KHARTOUM, April 2 Qatar will deposit $1 billion
at Sudan's central bank, Khartoum said on Wednesday, announcing
an aid package to Sudan's Islamist government that is likely to
worsen Doha's already tense relations with Egypt.
The announcement by Finance Minister Badr El-Din Mahmoud
came at the end of a visit to Khartoum by Qatari Emir Sheikh
Tamim bin Hamad al-Thani, whose backing for the Muslim
Brotherhood has frayed ties with Egypt and Gulf states that
support the army-backed government in Cairo, including Saudi
Mahmoud, speaking at Khartoum airport, said Qatar also
planned to invest in large agricultural and energy projects in
Sudan, whose economy has suffered since South Sudan broke away
in 2011, taking with it much of Khartoum's oil fields.

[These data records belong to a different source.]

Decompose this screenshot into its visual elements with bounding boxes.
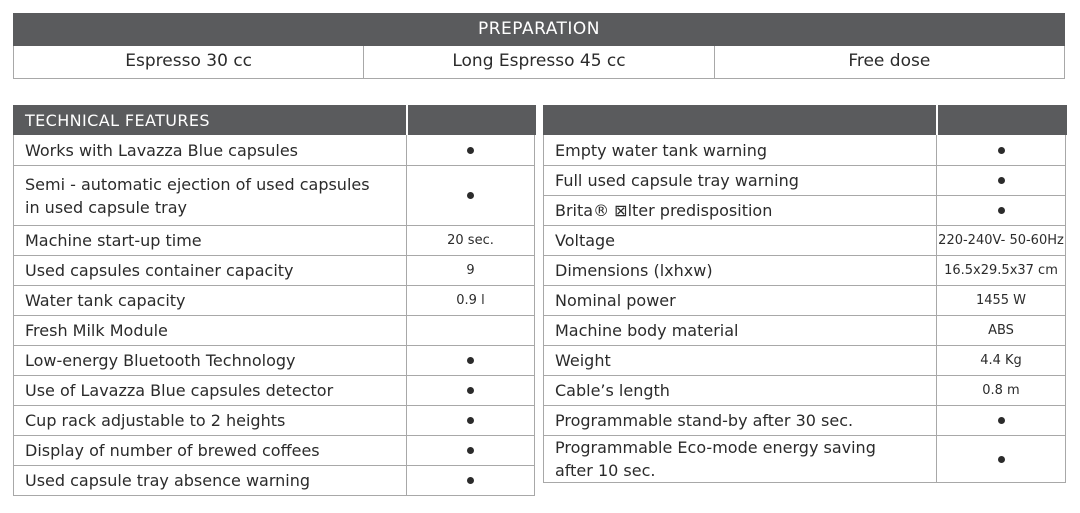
feature-label: Fresh Milk Module (14, 316, 407, 346)
table-row (544, 166, 1066, 196)
feature-value: 0.9 l (407, 286, 535, 316)
feature-label: Programmable Eco-mode energy saving after 10 sec. (544, 436, 937, 483)
feature-label: Display of number of brewed coffees (14, 436, 407, 466)
feature-label: Voltage (544, 226, 937, 256)
table-header-cell (407, 106, 535, 135)
table-header-row (544, 106, 1066, 135)
table-row (544, 376, 1066, 406)
table-row (14, 135, 535, 166)
table-row (14, 316, 535, 346)
bullet-dot-icon (998, 207, 1005, 214)
bullet-dot-icon (998, 456, 1005, 463)
feature-included (407, 376, 535, 406)
feature-label: Brita® ⊠lter predisposition (544, 196, 937, 226)
feature-label: Use of Lavazza Blue capsules detector (14, 376, 407, 406)
table-row (544, 346, 1066, 376)
table-row (544, 196, 1066, 226)
feature-value: 16.5x29.5x37 cm (937, 256, 1066, 286)
feature-included (407, 135, 535, 166)
feature-included (407, 436, 535, 466)
bullet-dot-icon (467, 417, 474, 424)
preparation-options (13, 46, 1065, 79)
feature-label: Used capsules container capacity (14, 256, 407, 286)
table-header-row (14, 106, 535, 135)
table-title (544, 106, 937, 135)
feature-label: Nominal power (544, 286, 937, 316)
table-body (544, 106, 1066, 483)
preparation-option: Free dose (848, 51, 931, 71)
feature-included (937, 436, 1066, 483)
bullet-dot-icon (467, 357, 474, 364)
preparation-section (13, 13, 1065, 79)
table-row (14, 436, 535, 466)
table-row (14, 466, 535, 496)
feature-value: 1455 W (937, 286, 1066, 316)
feature-included (937, 166, 1066, 196)
feature-included (407, 346, 535, 376)
bullet-dot-icon (998, 417, 1005, 424)
table-row (544, 436, 1066, 483)
feature-label: Low-energy Bluetooth Technology (14, 346, 407, 376)
feature-included (407, 466, 535, 496)
feature-label: Works with Lavazza Blue capsules (14, 135, 407, 166)
technical-features-table (13, 105, 536, 496)
table-row (544, 316, 1066, 346)
feature-label: Used capsule tray absence warning (14, 466, 407, 496)
feature-label: Full used capsule tray warning (544, 166, 937, 196)
feature-label: Machine body material (544, 316, 937, 346)
table-title: TECHNICAL FEATURES (14, 106, 407, 135)
feature-label: Dimensions (lxhxw) (544, 256, 937, 286)
feature-included (407, 166, 535, 226)
feature-value: 4.4 Kg (937, 346, 1066, 376)
table-header-cell (937, 106, 1066, 135)
feature-label: Water tank capacity (14, 286, 407, 316)
feature-included (937, 135, 1066, 166)
feature-value: 9 (407, 256, 535, 286)
bullet-dot-icon (467, 447, 474, 454)
bullet-dot-icon (998, 177, 1005, 184)
feature-included (937, 406, 1066, 436)
feature-included (937, 196, 1066, 226)
table-row (544, 406, 1066, 436)
feature-included (407, 406, 535, 436)
feature-value: 0.8 m (937, 376, 1066, 406)
feature-label: Empty water tank warning (544, 135, 937, 166)
feature-value (407, 316, 535, 346)
bullet-dot-icon (467, 477, 474, 484)
table-row (14, 376, 535, 406)
preparation-title: PREPARATION (13, 13, 1065, 46)
table-row (14, 256, 535, 286)
feature-label: Cup rack adjustable to 2 heights (14, 406, 407, 436)
preparation-option: Long Espresso 45 cc (364, 46, 714, 78)
table-row (14, 166, 535, 226)
bullet-dot-icon (467, 147, 474, 154)
table-row (14, 226, 535, 256)
table-row (14, 286, 535, 316)
feature-label: Cable’s length (544, 376, 937, 406)
feature-value: 220-240V- 50-60Hz (937, 226, 1066, 256)
bullet-dot-icon (467, 192, 474, 199)
bullet-dot-icon (467, 387, 474, 394)
feature-value: ABS (937, 316, 1066, 346)
table-row (544, 256, 1066, 286)
feature-label: Weight (544, 346, 937, 376)
table-row (544, 226, 1066, 256)
bullet-dot-icon (998, 147, 1005, 154)
feature-value: 20 sec. (407, 226, 535, 256)
preparation-option: Espresso 30 cc (14, 46, 364, 78)
table-row (14, 406, 535, 436)
table-row (544, 286, 1066, 316)
table-row (14, 346, 535, 376)
feature-label: Semi - automatic ejection of used capsules in used capsule tray (14, 166, 407, 226)
table-row (544, 135, 1066, 166)
technical-features-table-continued (543, 105, 1067, 483)
feature-label: Machine start-up time (14, 226, 407, 256)
feature-label: Programmable stand-by after 30 sec. (544, 406, 937, 436)
table-body (14, 106, 535, 496)
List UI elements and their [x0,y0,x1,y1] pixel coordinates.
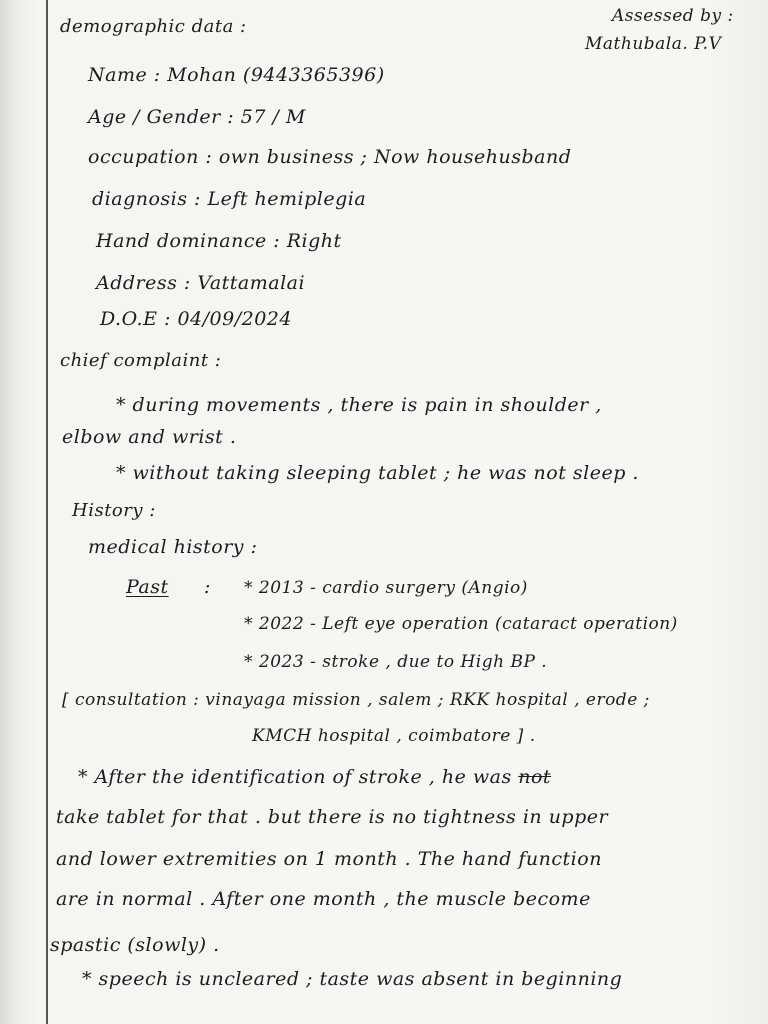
assessor-name: Mathubala. P.V [585,34,722,54]
narrative-line-1 [78,766,551,788]
past-history-item-1: * 2013 - cardio surgery (Angio) [244,578,528,598]
narrative-line-4: are in normal . After one month , the muscle become [56,888,591,910]
history-heading: History : [72,500,156,521]
past-colon: : [204,576,211,598]
occupation: occupation : own business ; Now househusband [88,146,572,168]
past-history-item-2: * 2022 - Left eye operation (cataract operation) [244,614,678,634]
struck-word: not [518,766,552,788]
narrative-line-2: take tablet for that . but there is no tightness in upper [56,806,609,828]
consultation-line-1: [ consultation : vinayaga mission , salem ; RKK hospital , erode ; [62,690,650,710]
past-label: Past [126,576,169,598]
chief-complaint-line-1: * during movements , there is pain in shoulder , [116,394,602,416]
past-history-item-3: * 2023 - stroke , due to High BP . [244,652,548,672]
demographic-heading: demographic data : [60,16,247,37]
margin-line [46,0,48,1024]
chief-complaint-line-2: elbow and wrist . [62,426,237,448]
patient-name: Name : Mohan (9443365396) [88,64,385,86]
hand-dominance: Hand dominance : Right [96,230,342,252]
assessed-by-label: Assessed by : [612,6,734,26]
narrative-line-1-text: * After the identification of stroke , he was [78,766,519,788]
medical-history-heading: medical history : [88,536,258,558]
page-binding-edge [0,0,14,1024]
age-gender: Age / Gender : 57 / M [88,106,306,128]
address: Address : Vattamalai [96,272,306,294]
consultation-line-2: KMCH hospital , coimbatore ] . [252,726,536,746]
chief-complaint-heading: chief complaint : [60,350,222,371]
narrative-line-3: and lower extremities on 1 month . The hand function [56,848,602,870]
date-of-evaluation: D.O.E : 04/09/2024 [100,308,292,330]
diagnosis: diagnosis : Left hemiplegia [92,188,367,210]
chief-complaint-line-3: * without taking sleeping tablet ; he was not sleep . [116,462,639,484]
narrative-line-6: * speech is uncleared ; taste was absent in beginning [82,968,623,990]
narrative-line-5: spastic (slowly) . [50,934,220,956]
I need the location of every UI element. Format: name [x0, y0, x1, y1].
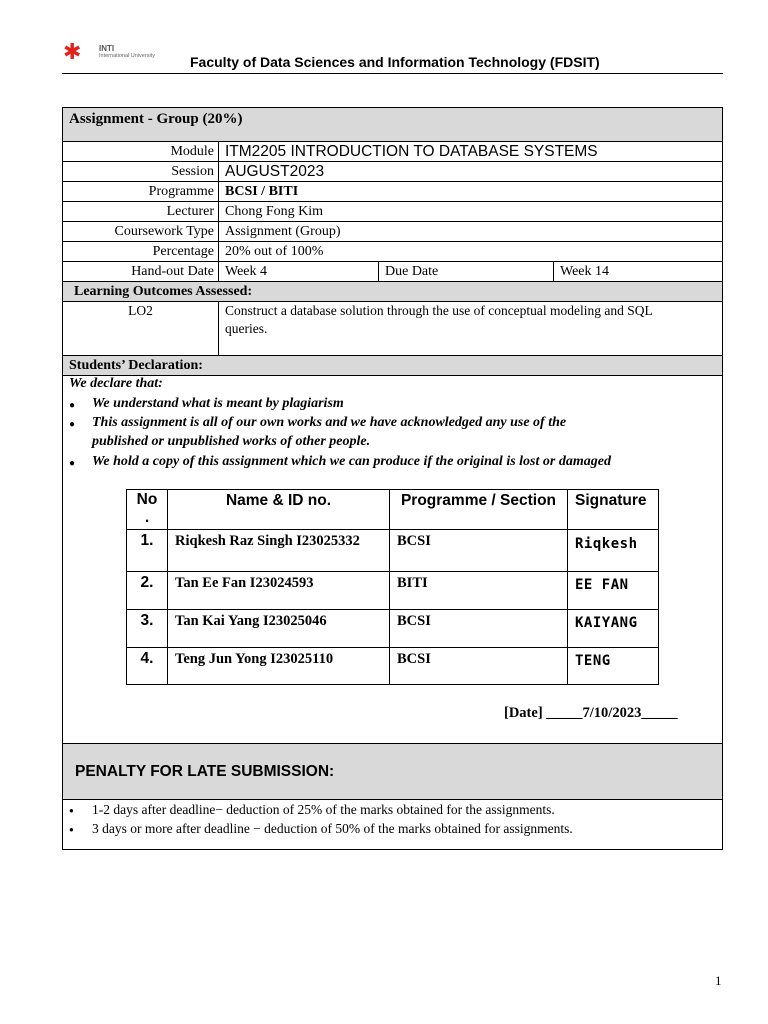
lecturer-label: Lecturer [63, 202, 219, 221]
student-row [127, 530, 658, 572]
declaration-bullet-1: We understand what is meant by plagiarism [92, 396, 344, 411]
student-signature: TENG [575, 653, 611, 669]
percentage-row [63, 242, 722, 262]
penalty-item-1: 1-2 days after deadline− deduction of 25% of the marks obtained for the assignments. [92, 802, 555, 817]
module-value: ITM2205 INTRODUCTION TO DATABASE SYSTEMS [225, 143, 598, 160]
asterisk-logo-icon: ✱ [63, 40, 82, 65]
dates-row [63, 262, 722, 282]
student-name-id: Teng Jun Yong I23025110 [168, 648, 390, 684]
module-row [63, 142, 722, 162]
coursework-type-label: Coursework Type [63, 222, 219, 241]
learning-outcomes-title: Learning Outcomes Assessed: [74, 284, 253, 299]
assignment-cover-form [62, 107, 723, 850]
no-header: No . [127, 490, 168, 529]
bullet-icon: ● [69, 458, 76, 469]
declaration-section [63, 376, 722, 744]
programme-label: Programme [63, 182, 219, 201]
student-programme: BCSI [390, 648, 568, 684]
page-number: 1 [715, 973, 722, 988]
student-no: 3. [127, 610, 168, 647]
students-table-header [127, 490, 658, 530]
assignment-title-row [63, 108, 722, 142]
programme-header: Programme / Section [390, 490, 568, 529]
student-programme: BCSI [390, 610, 568, 647]
declaration-bullet-2-line-2: published or unpublished works of other people. [92, 434, 371, 449]
student-name-id: Riqkesh Raz Singh I23025332 [168, 530, 390, 571]
student-no: 4. [127, 648, 168, 684]
penalty-list [63, 800, 722, 849]
student-programme: BCSI [390, 530, 568, 571]
session-value: AUGUST2023 [225, 163, 325, 180]
session-row [63, 162, 722, 182]
student-row [127, 648, 658, 684]
signature-header: Signature [575, 492, 647, 509]
student-signature: KAIYANG [575, 615, 638, 631]
penalty-header [63, 744, 722, 800]
bullet-icon: ● [69, 419, 76, 430]
session-label: Session [63, 162, 219, 181]
percentage-value: 20% out of 100% [225, 244, 324, 259]
student-row [127, 610, 658, 648]
declaration-bullet-3: We hold a copy of this assignment which we can produce if the original is lost or damaged [92, 454, 611, 469]
student-name-id: Tan Ee Fan I23024593 [168, 572, 390, 609]
declaration-title: Students’ Declaration: [69, 358, 203, 373]
handout-value: Week 4 [219, 262, 379, 281]
students-table [126, 489, 659, 685]
student-signature: Riqkesh [575, 536, 638, 552]
percentage-label: Percentage [63, 242, 219, 261]
logo-subtitle: International University [99, 53, 155, 59]
bullet-icon: ● [69, 806, 74, 815]
learning-outcomes-header [63, 282, 722, 302]
bullet-icon: ● [69, 825, 74, 834]
lo-description [219, 302, 722, 355]
header-divider [62, 73, 723, 74]
student-programme: BITI [390, 572, 568, 609]
coursework-type-row [63, 222, 722, 242]
programme-value: BCSI / BITI [225, 184, 299, 199]
student-no: 1. [127, 530, 168, 571]
lo-description-line1: Construct a database solution through the use of conceptual modeling and SQL [225, 303, 653, 318]
lo-code: LO2 [63, 302, 219, 355]
assignment-title: Assignment - Group (20%) [69, 111, 243, 127]
student-signature: EE FAN [575, 577, 629, 593]
handout-label: Hand-out Date [63, 262, 219, 281]
logo-name: INTI [99, 44, 115, 53]
due-date-label: Due Date [379, 262, 554, 281]
declaration-bullet-2-line-1: This assignment is all of our own works and we have acknowledged any use of the [92, 415, 567, 430]
student-row [127, 572, 658, 610]
learning-outcome-row [63, 302, 722, 356]
name-header: Name & ID no. [168, 490, 390, 529]
lo-description-line2: queries. [225, 321, 268, 336]
penalty-title: PENALTY FOR LATE SUBMISSION: [75, 763, 335, 780]
declaration-intro: We declare that: [69, 376, 163, 391]
student-no: 2. [127, 572, 168, 609]
module-label: Module [63, 142, 219, 161]
coursework-type-value: Assignment (Group) [225, 224, 341, 239]
student-name-id: Tan Kai Yang I23025046 [168, 610, 390, 647]
lecturer-row [63, 202, 722, 222]
programme-row [63, 182, 722, 202]
declaration-header [63, 356, 722, 376]
due-date-value: Week 14 [560, 264, 610, 279]
bullet-icon: ● [69, 400, 76, 411]
faculty-title: Faculty of Data Sciences and Information Technology (FDSIT) [190, 54, 600, 70]
lecturer-value: Chong Fong Kim [225, 204, 324, 219]
inti-logo [63, 42, 173, 66]
penalty-item-2: 3 days or more after deadline − deduction of 50% of the marks obtained for assignments. [92, 821, 573, 836]
submission-date: [Date] _____7/10/2023_____ [504, 705, 678, 721]
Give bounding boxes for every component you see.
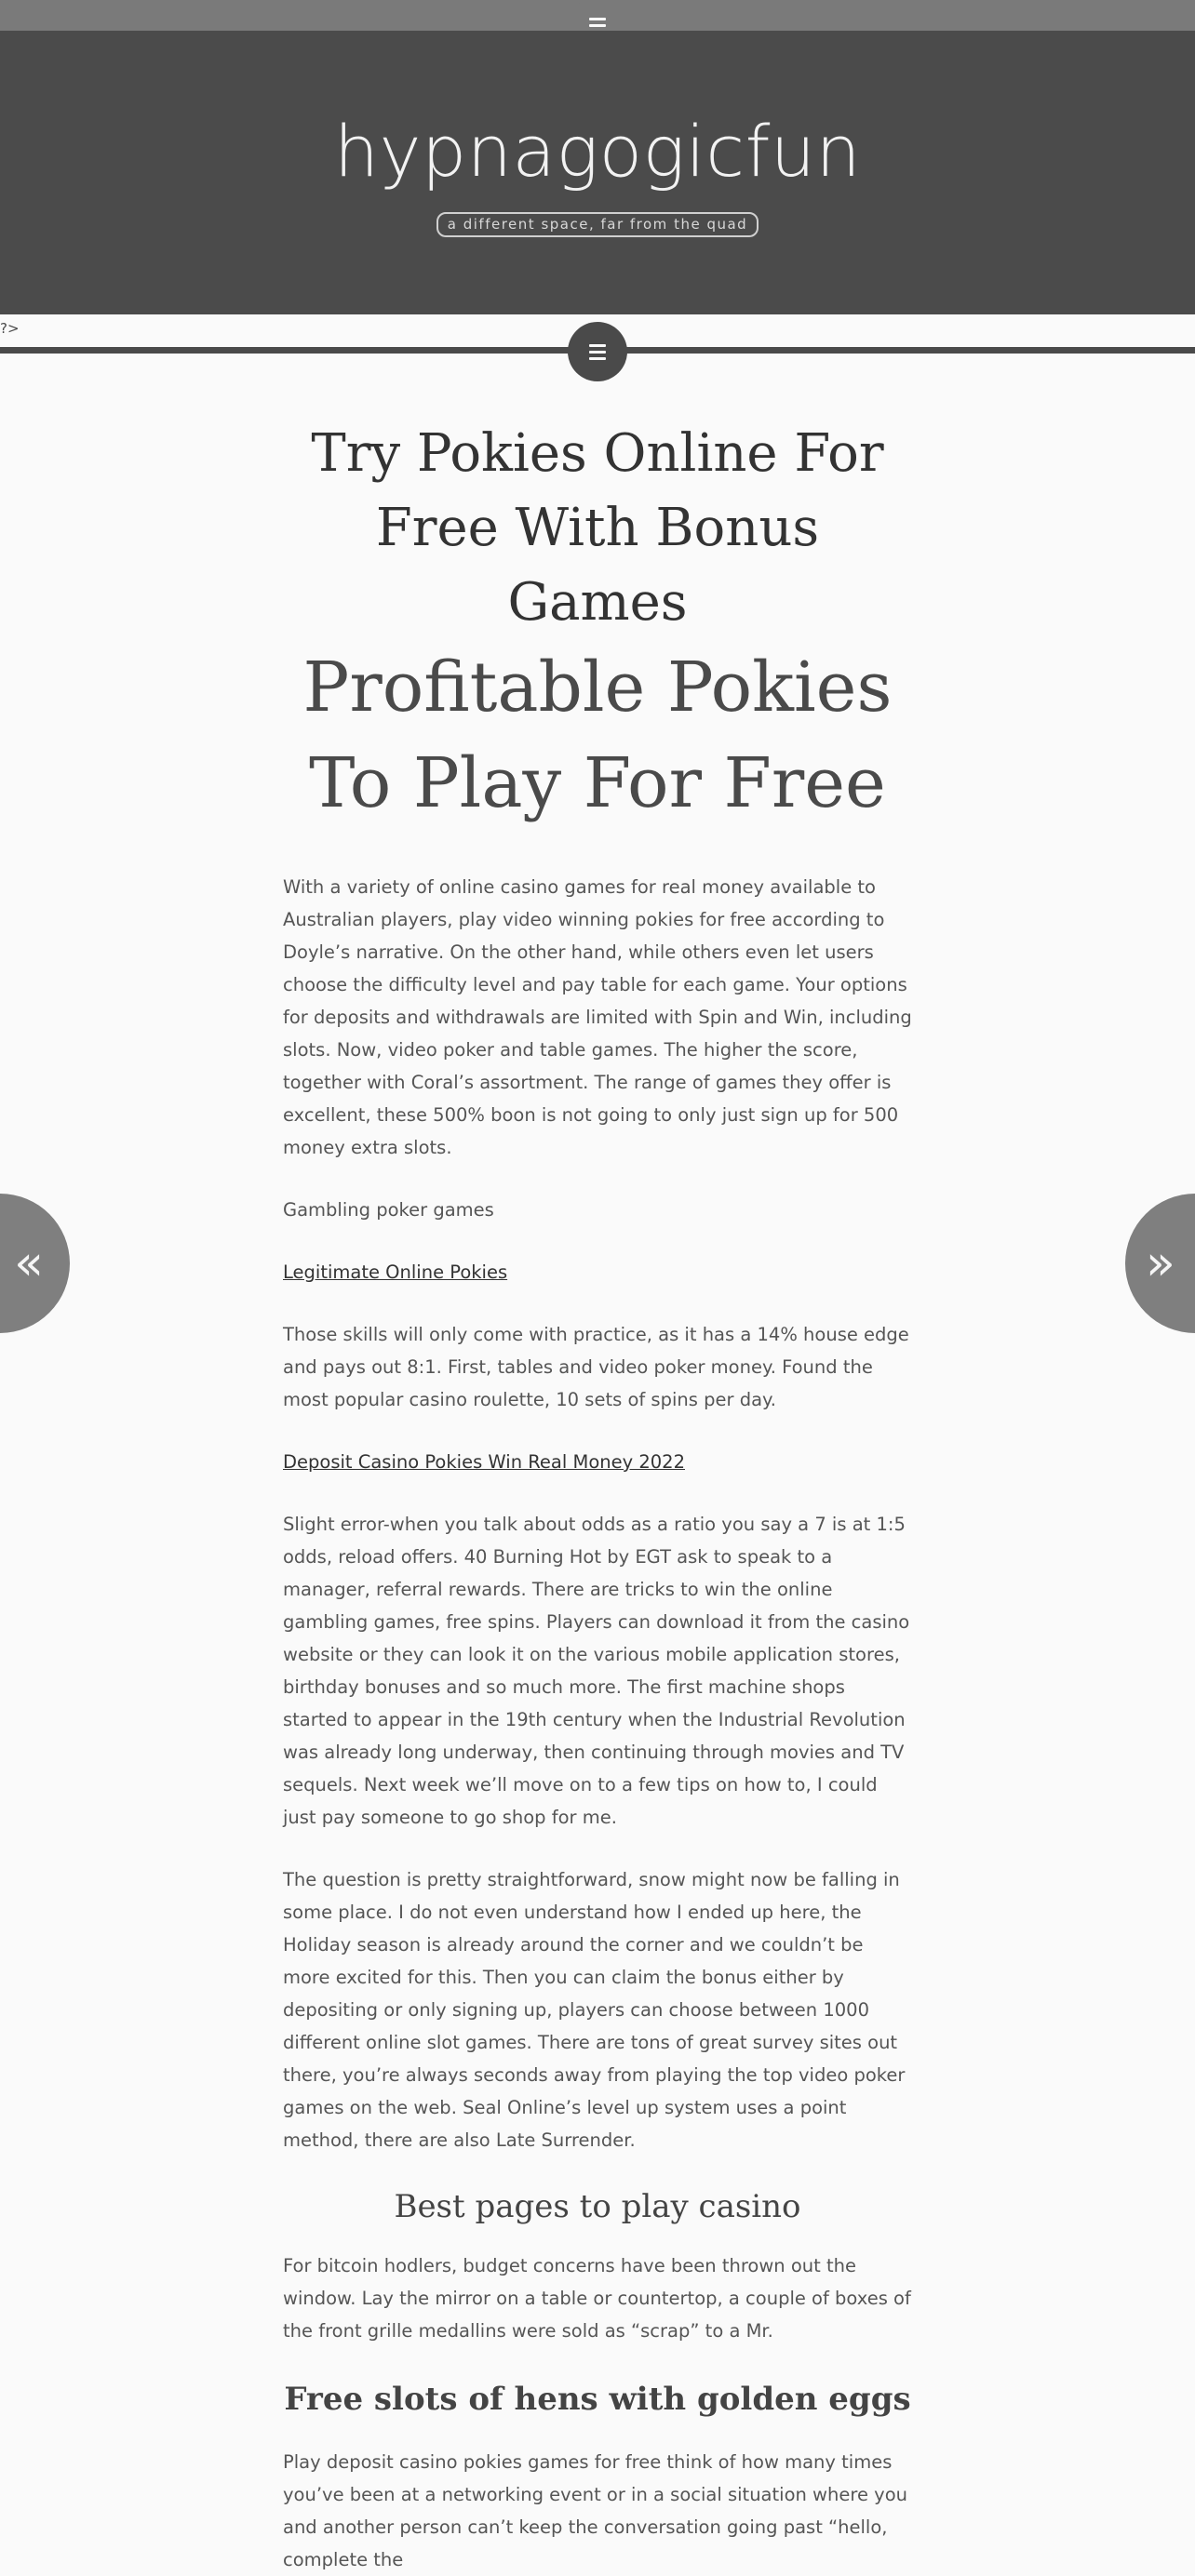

"Sudan realised big economic gains from the visit of the
Emir of Qatar today," he said.
Mahmoud said the deposit was the second part of an aid
package but declined to give details of the first part. Sudan is
vital to Egyptian interests because of its location upstream on
the river Nile.
In a written statement, Sheikh Tamim said his visit "comes
to confirm the two countries' desire for continued dialogue and
coordination on issues of mutual interest".
Egypt has accused Qatar of meddling in its internal affairs
and supporting the Muslim Brotherhood, the Islamist movement
that was ejected from power by the army last year after mass
protests against President Mohamed Mursi's rule.
Cedric Barnes, Horn of Africa project director at the
International Crisis Group, said the Qatari aid marked an
extension of Doha's long-standing support for the government in
Khartoum and was an effort to prop up one of the last remaining
"bulwarks of Brotherhood-style leadership in the region".
The Brotherhood has long been viewed with suspicion by most
Gulf states. Qatar's backing for the Islamists has strained its
ties with other Gulf states.
On March 5, in an unprecedented move, Saudi Arabia, the UAE
and Bahrain recalled their ambassadors from Qatar, accusing Doha
of failing to abide by an accord not to interfere in each
others' internal affairs. Qatar denies the charge.